Дочь понтифика - Дарио Фо
– И что король?
– По первости, как мне показалось, он слегка сомневался, но ход событий убедил его в моей правоте, и он пожелал, чтобы в открывшиеся ворота мы вошли рука об руку, поровну деля плоды победы. Как мы с тобой сегодня – отец и сын.
Понтифик хмыкает и говорит:
– Не отвлекайся. Итак, Милан пал. Пора вести армию в Романью. Продолжай!
– Для начала мы направились к городам Имола и Форли. Там нашим войскам неожиданно оказали сопротивление и пришлось отбить контратаку местных отрядов под предводительством Катерины Сфорца, женщины, наделенной необычайной храбростью и способностью воодушевлять. Представь: ей удалось разбудить в подданных отвагу, достойную истинных воинов. Нелегко было заставить их сдаться, а ее взять в плен…
Знаки свыше
26 июня, в самом разгаре лета, Александр VI получил некий неблагоприятный знак свыше. Свыше – в самом прямом смысле этого слова: огромная люстра, освещавшая гостиную, сорвалась с потолка и рухнула вниз, прямо на стул понтифика[24], с которого тот только что встал, чтобы поднять с пола золотую монетку, выпавшую из руки. Святой отец был встревожен: как-никак он находился всего в нескольких сантиметрах от смерти. Остался жив благодаря монетке.
Это было только первое предупреждение. На следующий день (Чезаре был в отъезде), едва Александр VI начал в зале понтификов аудиенцию с кардиналами, небо озарилось молниями, загрохотал гром; потом – минутное затишье, сменившееся страшной бурей: судный день, да и только. С треском стали ломаться балки, поддерживающие кровлю, и она обрушилась. Понтифик в это время сидел в своем кресле. Нависавший над ним балдахин упал, погребая под собой святого отца. Два кардинала в поисках спасения выпрыгнули в окно[25].
От них весть о беде распространилась по городу. Там и тут слышится: «Погиб! Раздавлен обвалившейся крышей!» Бросились разбирать завалы, чтобы извлечь драгоценные останки, и обнаружили папу под сломанными дугами свалившегося балдахина. И горе и радость: без сознания, но живой.
Александр VI в постели, с ним – только дочь. Придя в чувство, он попросил, чтобы она переехала к нему, больше никого не пожелал видеть.
15 июля 1500 года. Тишь да гладь, божья благодать. Базилика святого Петра.
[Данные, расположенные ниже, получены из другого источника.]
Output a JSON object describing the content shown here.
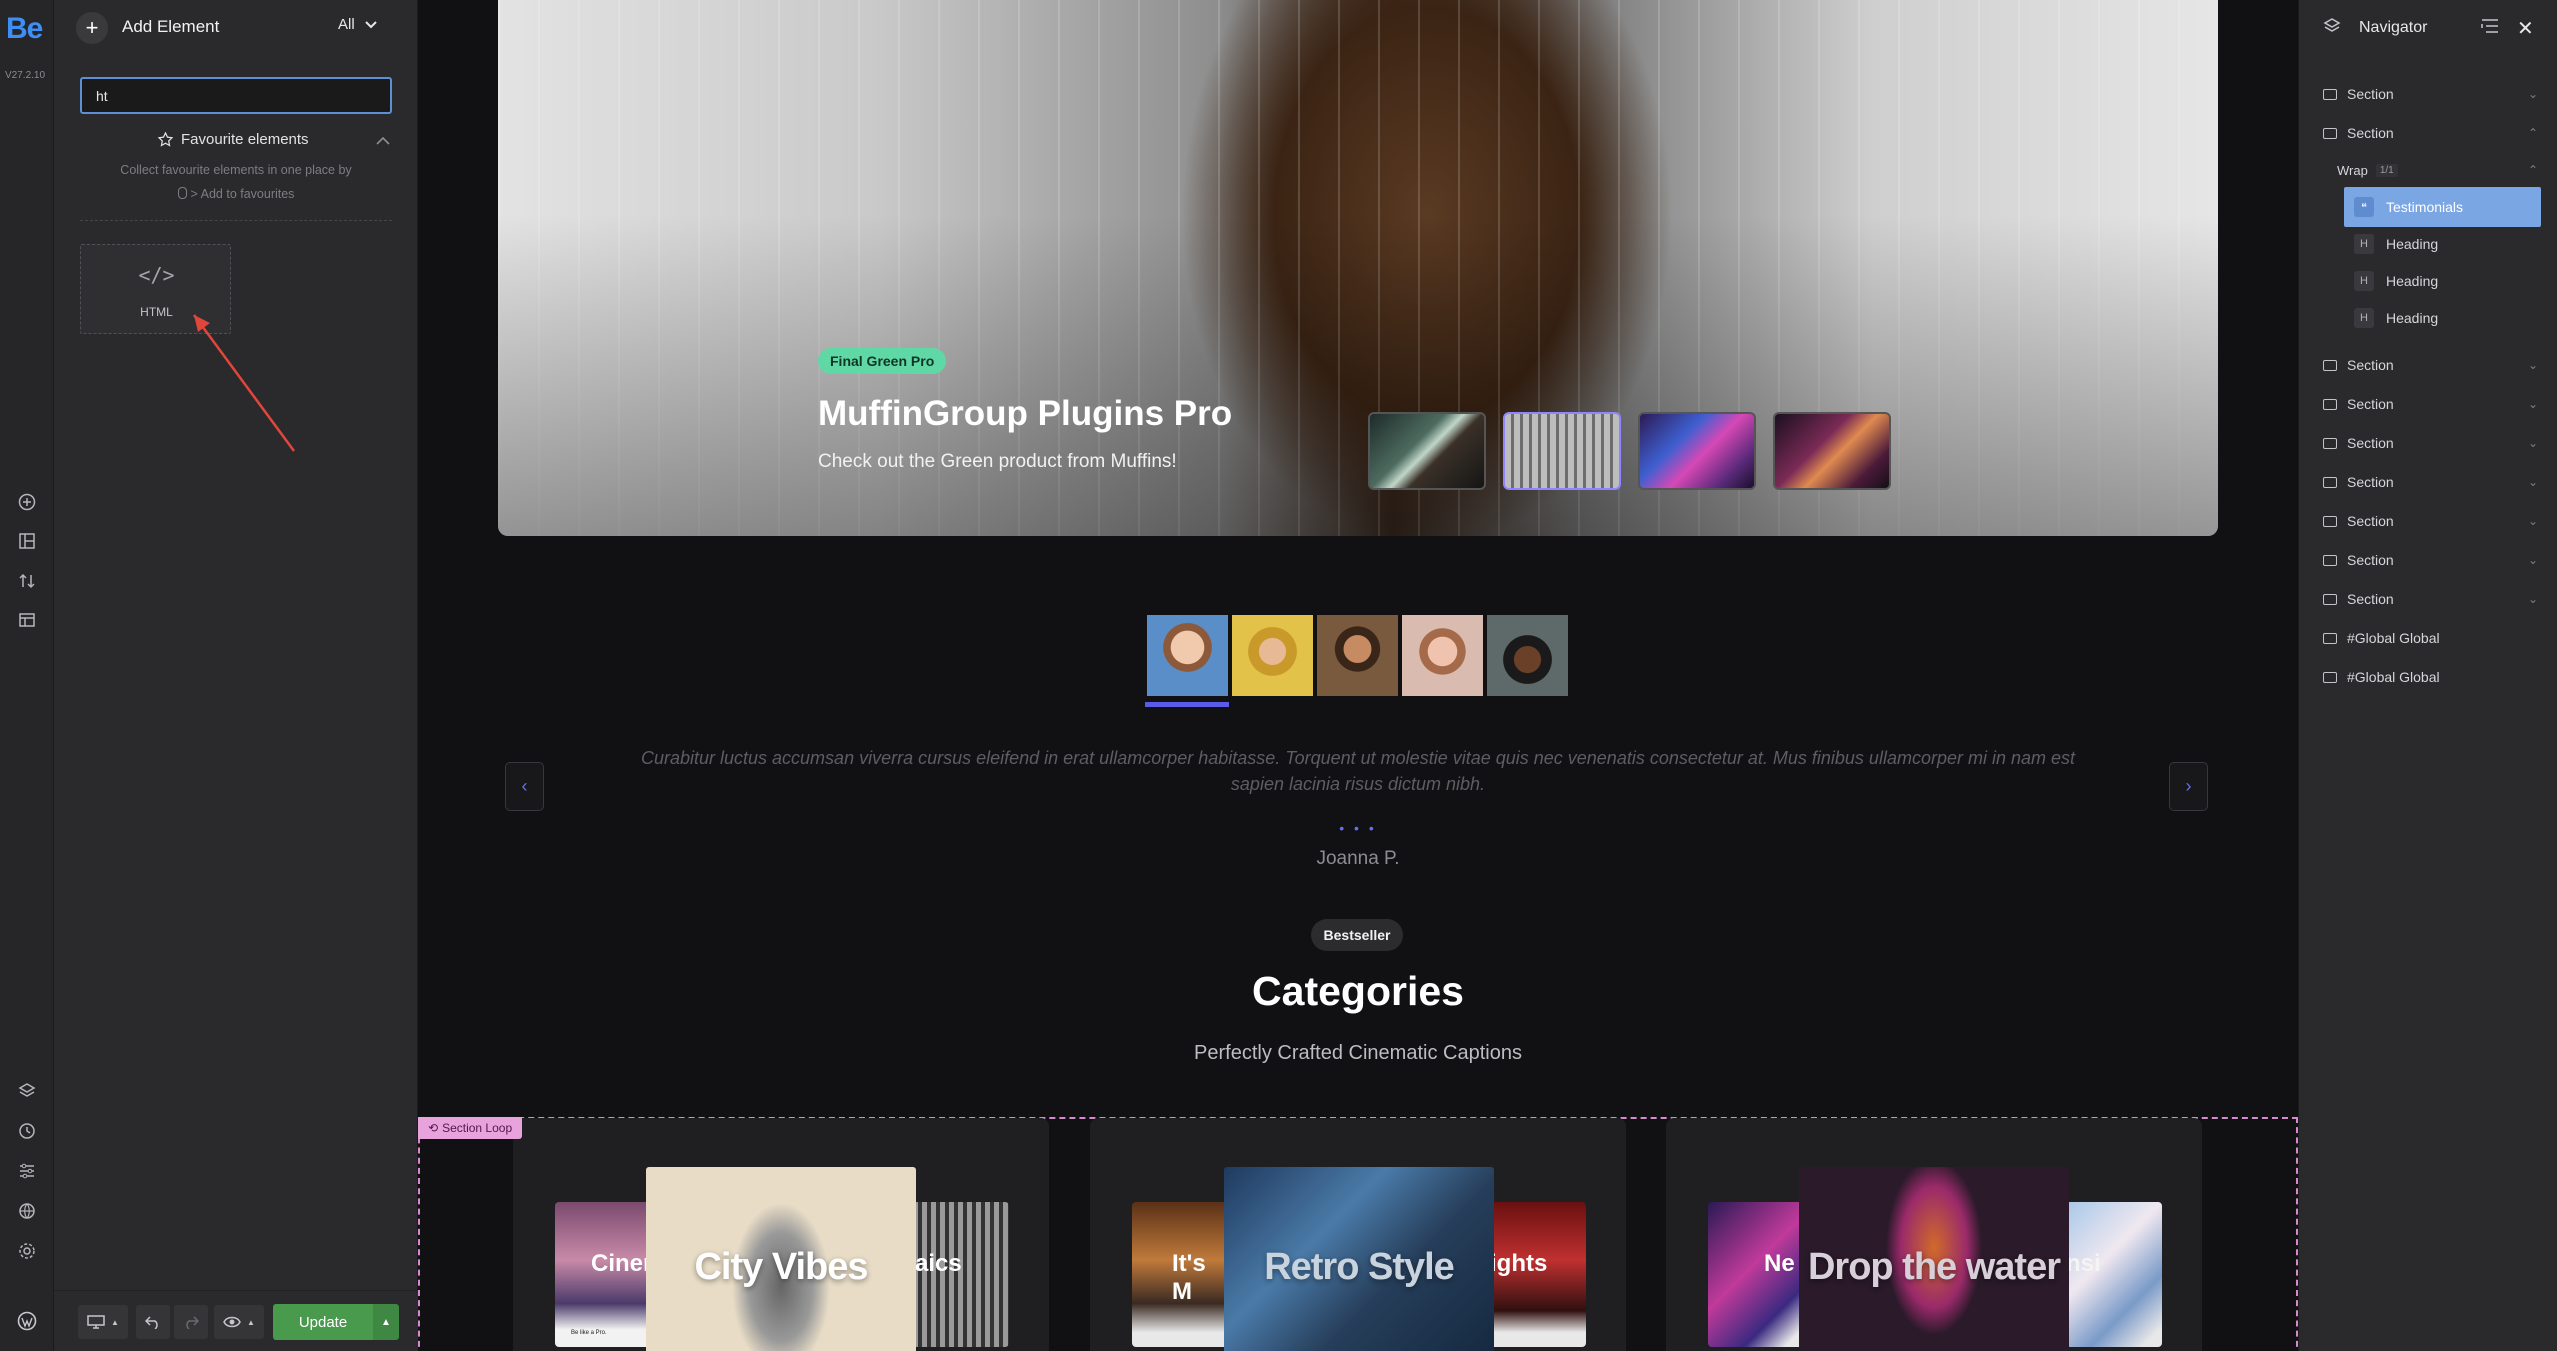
{
  "rail": {
    "logo": "Be",
    "version": "V27.2.10",
    "icons": [
      "add-circle-icon",
      "layout-icon",
      "sort-icon",
      "template-icon",
      "layers-icon",
      "history-icon",
      "sliders-icon",
      "globe-icon",
      "settings-icon",
      "wordpress-icon"
    ]
  },
  "panel": {
    "title": "Add Element",
    "filter": "All",
    "search_value": "ht",
    "favourites_label": "Favourite elements",
    "favourites_hint_line1": "Collect favourite elements in one place by",
    "favourites_hint_line2": "> Add to favourites",
    "element_html_label": "HTML",
    "element_html_glyph": "</>"
  },
  "toolbar": {
    "update_label": "Update"
  },
  "hero": {
    "tag": "Final Green Pro",
    "title": "MuffinGroup Plugins Pro",
    "subtitle": "Check out the Green product from Muffins!"
  },
  "testimonials": {
    "quote": "Curabitur luctus accumsan viverra cursus eleifend in erat ullamcorper habitasse. Torquent ut molestie vitae quis nec venenatis consectetur at. Mus finibus ullamcorper mi in nam est sapien lacinia risus dictum nibh.",
    "dots": "• • •",
    "author": "Joanna P."
  },
  "categories": {
    "badge": "Bestseller",
    "title": "Categories",
    "subtitle": "Perfectly Crafted Cinematic Captions",
    "loop_tag": "Section Loop",
    "cards": [
      {
        "main": "City Vibes",
        "left_word": "Ciner",
        "right_word": "aics"
      },
      {
        "main": "Retro Style",
        "left_word": "It's M",
        "right_word": "ights"
      },
      {
        "main": "Drop the water",
        "left_word": "Ne",
        "right_word": "nsi"
      }
    ],
    "card_footer": "Be like a Pro."
  },
  "navigator": {
    "title": "Navigator",
    "rows": [
      {
        "label": "Section",
        "open": false
      },
      {
        "label": "Section",
        "open": true
      },
      {
        "label": "Wrap",
        "badge": "1/1"
      },
      {
        "label": "Testimonials",
        "selected": true
      },
      {
        "label": "Heading"
      },
      {
        "label": "Heading"
      },
      {
        "label": "Heading"
      },
      {
        "label": "Section"
      },
      {
        "label": "Section"
      },
      {
        "label": "Section"
      },
      {
        "label": "Section"
      },
      {
        "label": "Section"
      },
      {
        "label": "Section"
      },
      {
        "label": "Section"
      },
      {
        "label": "#Global Global"
      },
      {
        "label": "#Global Global"
      }
    ]
  },
  "colors": {
    "accent": "#5b5bea",
    "update": "#4a9a4e",
    "selected": "#6e9fe0",
    "loop": "#e8a2dc"
  }
}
По лестнице у входа в портик поднимается Альфонсо Арагонский. Почти доходит доверху, как вдруг на него набрасываются, размахивая внушительными кинжалами, какие-то люди в масках. Альфонсо, ловко уворачиваясь, отскакивает в сторону, но один из клинков рассекает ему руку. Двенадцатый час ночи, тусклые светильники, закрепленные на арочном своде, не позволяют ясно разглядеть всю картину. Кто-то из злоумышленников подбирается к жертве со спины, наносит кинжалом удар в шею и бросается прочь. Все происходит в полном молчании.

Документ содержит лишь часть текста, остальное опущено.